Foto: Rebekka Redinger-Kneißl
Erinnern Sie sich an Ihre letzte Bergtour? Denken wir kurz gemeinsam nach, wie das war. Der Aufstieg, mal locker, mal etwas beschwerlicher, verbunden mit Schweiß und Anstrengung. Schließlich waren Sie oben: Erschöpft, aber glücklich es geschafft zu haben. Und dann: dieser herrliche Ausblick. Wow! Von dort oben sieht die Welt doch gleich ganz anders aus. Die Welt vom Berggipfel aus betrachtet, ist irgendwie eine ganz andere als die, die man unten im Alltag erlebt.
Wir kosten oben noch einmal den Blick aus und machen uns dann wieder an den Abstieg. Und während wir uns schon einmal seelisch auf den Muskelkater am nächsten Tag einstellen, wissen wir auch, dass wir nicht mehr dieselben sind, wie die, die am Morgen zu dieser Bergtour aufgebrochen sind. Eine Bergerfahrung verändert.
Im Evangelium heute nimmt Jesus drei seiner Jünger mit auf eine Bergerfahrung. Sie gehen auf einen hohen Berg – das betont der Evangelist sogar extra. Es weißt schon auf etwas Besonderes hin. Hoch oben, dem Alltag entzogen, aber nicht abgehoben oder gar völlig losgelöst… Was werden die vier wohl miteinander besprochen haben? Beim Evangelisten Lukas heißt es da, dass Jesus sie mit zum Gebet nahm. Matthäus lässt das aus. Er schreibt, oben wird Jesus vor ihren Augen verwandelt. Diese Verwandlung ist aber nur temporär. Die eigentliche Verwandlung erleben die Jünger. Sie erhalten eine völlig neue Perspektive. Zwei der wichtigsten Gestalten aus dem Judentum, Mose und Elijah, tauchen auf. Aber es ist mehr als nur ein Zeichen dafür, dass Jesus auch „in dieser Liga mitspielt“.
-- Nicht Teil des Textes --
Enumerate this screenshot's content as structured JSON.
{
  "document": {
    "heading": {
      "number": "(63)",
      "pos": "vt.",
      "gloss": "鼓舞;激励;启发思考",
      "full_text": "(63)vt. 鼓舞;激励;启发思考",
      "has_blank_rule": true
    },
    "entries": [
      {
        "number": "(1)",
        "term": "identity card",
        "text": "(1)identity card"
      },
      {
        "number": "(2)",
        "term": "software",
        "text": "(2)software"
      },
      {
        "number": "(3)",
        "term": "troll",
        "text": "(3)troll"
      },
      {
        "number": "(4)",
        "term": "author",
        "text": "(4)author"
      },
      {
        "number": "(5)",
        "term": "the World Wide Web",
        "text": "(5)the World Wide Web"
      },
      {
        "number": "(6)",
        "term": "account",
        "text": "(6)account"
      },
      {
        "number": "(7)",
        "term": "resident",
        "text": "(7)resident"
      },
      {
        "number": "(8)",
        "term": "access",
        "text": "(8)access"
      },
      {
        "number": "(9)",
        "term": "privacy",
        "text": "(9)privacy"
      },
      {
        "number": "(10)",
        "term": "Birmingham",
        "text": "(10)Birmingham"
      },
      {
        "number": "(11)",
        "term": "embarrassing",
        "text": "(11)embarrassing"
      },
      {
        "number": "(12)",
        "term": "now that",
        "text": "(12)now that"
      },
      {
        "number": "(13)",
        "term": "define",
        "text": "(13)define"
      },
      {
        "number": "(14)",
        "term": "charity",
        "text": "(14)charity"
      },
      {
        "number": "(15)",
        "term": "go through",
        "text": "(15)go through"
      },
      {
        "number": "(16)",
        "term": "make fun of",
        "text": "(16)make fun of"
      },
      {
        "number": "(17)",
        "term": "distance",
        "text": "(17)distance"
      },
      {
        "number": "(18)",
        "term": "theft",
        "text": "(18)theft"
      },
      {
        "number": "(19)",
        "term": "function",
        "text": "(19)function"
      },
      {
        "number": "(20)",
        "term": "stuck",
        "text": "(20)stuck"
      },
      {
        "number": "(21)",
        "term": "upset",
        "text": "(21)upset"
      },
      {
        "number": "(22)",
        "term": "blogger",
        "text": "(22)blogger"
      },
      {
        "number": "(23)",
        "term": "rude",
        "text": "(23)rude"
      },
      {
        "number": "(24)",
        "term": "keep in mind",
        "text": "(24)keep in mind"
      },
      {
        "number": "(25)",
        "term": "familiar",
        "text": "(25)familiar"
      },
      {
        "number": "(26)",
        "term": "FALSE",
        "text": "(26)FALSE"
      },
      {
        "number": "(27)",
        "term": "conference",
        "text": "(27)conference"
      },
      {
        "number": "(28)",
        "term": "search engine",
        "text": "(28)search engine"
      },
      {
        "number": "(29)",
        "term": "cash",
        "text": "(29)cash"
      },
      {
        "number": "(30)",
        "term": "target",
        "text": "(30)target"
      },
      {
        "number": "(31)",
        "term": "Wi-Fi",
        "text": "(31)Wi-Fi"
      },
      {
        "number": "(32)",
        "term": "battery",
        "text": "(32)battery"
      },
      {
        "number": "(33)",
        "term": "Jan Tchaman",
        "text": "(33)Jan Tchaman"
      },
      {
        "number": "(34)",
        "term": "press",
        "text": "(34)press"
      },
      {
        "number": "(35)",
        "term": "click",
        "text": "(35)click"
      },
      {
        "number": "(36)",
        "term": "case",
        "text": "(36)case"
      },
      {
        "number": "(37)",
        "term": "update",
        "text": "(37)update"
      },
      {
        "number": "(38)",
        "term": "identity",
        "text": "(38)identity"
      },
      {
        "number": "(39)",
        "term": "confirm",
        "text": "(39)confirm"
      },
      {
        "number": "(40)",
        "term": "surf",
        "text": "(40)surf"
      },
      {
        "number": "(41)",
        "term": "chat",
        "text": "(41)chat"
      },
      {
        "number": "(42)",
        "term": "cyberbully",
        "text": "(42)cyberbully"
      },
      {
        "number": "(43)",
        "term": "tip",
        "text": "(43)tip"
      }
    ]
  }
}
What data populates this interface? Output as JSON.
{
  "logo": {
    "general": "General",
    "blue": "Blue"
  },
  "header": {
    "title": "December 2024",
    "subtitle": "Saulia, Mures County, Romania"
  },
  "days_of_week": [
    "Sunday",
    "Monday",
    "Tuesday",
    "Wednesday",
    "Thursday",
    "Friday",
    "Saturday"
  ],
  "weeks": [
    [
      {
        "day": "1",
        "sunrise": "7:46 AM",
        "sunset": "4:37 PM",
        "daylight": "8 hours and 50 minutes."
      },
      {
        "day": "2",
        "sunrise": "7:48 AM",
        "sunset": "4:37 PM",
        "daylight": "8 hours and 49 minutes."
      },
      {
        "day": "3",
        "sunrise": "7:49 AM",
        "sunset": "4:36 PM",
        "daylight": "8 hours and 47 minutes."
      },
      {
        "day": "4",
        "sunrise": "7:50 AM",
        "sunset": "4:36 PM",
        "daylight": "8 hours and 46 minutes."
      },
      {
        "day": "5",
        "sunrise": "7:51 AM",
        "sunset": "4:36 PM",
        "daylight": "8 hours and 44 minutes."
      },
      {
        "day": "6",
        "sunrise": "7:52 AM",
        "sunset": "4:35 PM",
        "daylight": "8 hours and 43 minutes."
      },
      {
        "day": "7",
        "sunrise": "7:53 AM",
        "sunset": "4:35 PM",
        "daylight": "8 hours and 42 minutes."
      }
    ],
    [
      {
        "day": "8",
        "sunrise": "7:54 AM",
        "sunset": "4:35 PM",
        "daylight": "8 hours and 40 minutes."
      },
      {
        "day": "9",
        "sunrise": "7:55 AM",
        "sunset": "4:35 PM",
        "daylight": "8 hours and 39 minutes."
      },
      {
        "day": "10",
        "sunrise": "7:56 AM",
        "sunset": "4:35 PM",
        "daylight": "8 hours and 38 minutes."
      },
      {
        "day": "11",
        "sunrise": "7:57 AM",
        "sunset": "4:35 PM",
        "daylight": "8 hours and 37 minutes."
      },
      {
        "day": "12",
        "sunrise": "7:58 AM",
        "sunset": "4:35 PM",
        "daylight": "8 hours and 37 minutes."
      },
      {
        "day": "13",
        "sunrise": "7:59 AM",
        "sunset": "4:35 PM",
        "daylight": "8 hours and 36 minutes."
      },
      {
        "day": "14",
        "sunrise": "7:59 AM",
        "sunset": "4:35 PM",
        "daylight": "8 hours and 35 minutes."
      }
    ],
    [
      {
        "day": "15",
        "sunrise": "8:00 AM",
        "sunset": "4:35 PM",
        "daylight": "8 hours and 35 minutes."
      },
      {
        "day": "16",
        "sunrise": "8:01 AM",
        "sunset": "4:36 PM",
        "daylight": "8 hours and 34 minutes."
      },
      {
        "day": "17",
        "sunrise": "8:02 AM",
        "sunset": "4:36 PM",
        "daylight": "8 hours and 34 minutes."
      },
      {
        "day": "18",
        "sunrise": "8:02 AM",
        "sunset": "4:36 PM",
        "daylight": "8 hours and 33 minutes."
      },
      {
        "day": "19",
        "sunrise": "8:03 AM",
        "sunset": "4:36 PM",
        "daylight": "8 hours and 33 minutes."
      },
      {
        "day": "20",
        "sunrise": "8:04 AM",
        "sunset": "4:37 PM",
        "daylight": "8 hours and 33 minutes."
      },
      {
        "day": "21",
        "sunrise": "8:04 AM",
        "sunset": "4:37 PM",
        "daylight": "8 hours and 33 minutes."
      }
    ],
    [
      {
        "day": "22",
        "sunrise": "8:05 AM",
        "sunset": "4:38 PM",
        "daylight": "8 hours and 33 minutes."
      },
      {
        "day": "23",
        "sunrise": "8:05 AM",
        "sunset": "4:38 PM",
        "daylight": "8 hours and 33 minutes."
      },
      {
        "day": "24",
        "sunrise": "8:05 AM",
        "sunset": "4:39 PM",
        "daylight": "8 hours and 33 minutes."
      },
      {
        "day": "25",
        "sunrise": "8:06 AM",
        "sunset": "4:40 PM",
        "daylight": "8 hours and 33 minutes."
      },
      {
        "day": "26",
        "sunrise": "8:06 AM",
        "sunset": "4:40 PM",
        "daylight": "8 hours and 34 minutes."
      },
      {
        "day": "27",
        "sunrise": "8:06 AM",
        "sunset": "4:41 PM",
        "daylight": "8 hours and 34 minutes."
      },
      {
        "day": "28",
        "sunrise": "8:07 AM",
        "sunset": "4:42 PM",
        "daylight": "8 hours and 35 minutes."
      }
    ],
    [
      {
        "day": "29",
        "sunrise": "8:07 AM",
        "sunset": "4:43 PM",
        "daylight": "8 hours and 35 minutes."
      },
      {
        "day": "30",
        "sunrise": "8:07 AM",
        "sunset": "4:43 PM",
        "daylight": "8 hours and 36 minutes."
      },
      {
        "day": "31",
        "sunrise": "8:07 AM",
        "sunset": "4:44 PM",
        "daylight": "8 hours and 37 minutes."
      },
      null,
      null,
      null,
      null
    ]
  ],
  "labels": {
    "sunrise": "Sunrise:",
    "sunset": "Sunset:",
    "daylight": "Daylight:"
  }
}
Schauen wir uns die Todesarten der beiden an: Mose, der der das Gesetzt gebracht hat, darf das gelobte Land nur schauen, ehe er alt und greis geworden, dahinscheidet. Elijah, der Vorbote des Messias, dagegen wird entrückt. Die Juden warten bis heute auf seine Wiederkunft.
Für uns Christen ist das anders. Mit Jesus ist die Zeit erfüllt. Und so wird Jesus auch durch die Stimme aus der Wolke affirmiert. Er ist Gottes Sohn, auf den die Jünger ihre Aufmerksamkeit richten sollen. Er, der neue Bund, wird den Tod überwinden, durch seine Auferstehung die vollenden, die dahingeschieden sind und die, die entrückt wurden.
Den Jüngern wird geboten zu schweigen, bis nach dieser Vollendung, nach der Auferstehung. Weil erst dann alles einen Sinn ergibt. Weil dann diese Bergerfahrung, dieser Perspektivwechsel eingeordnet werden kann.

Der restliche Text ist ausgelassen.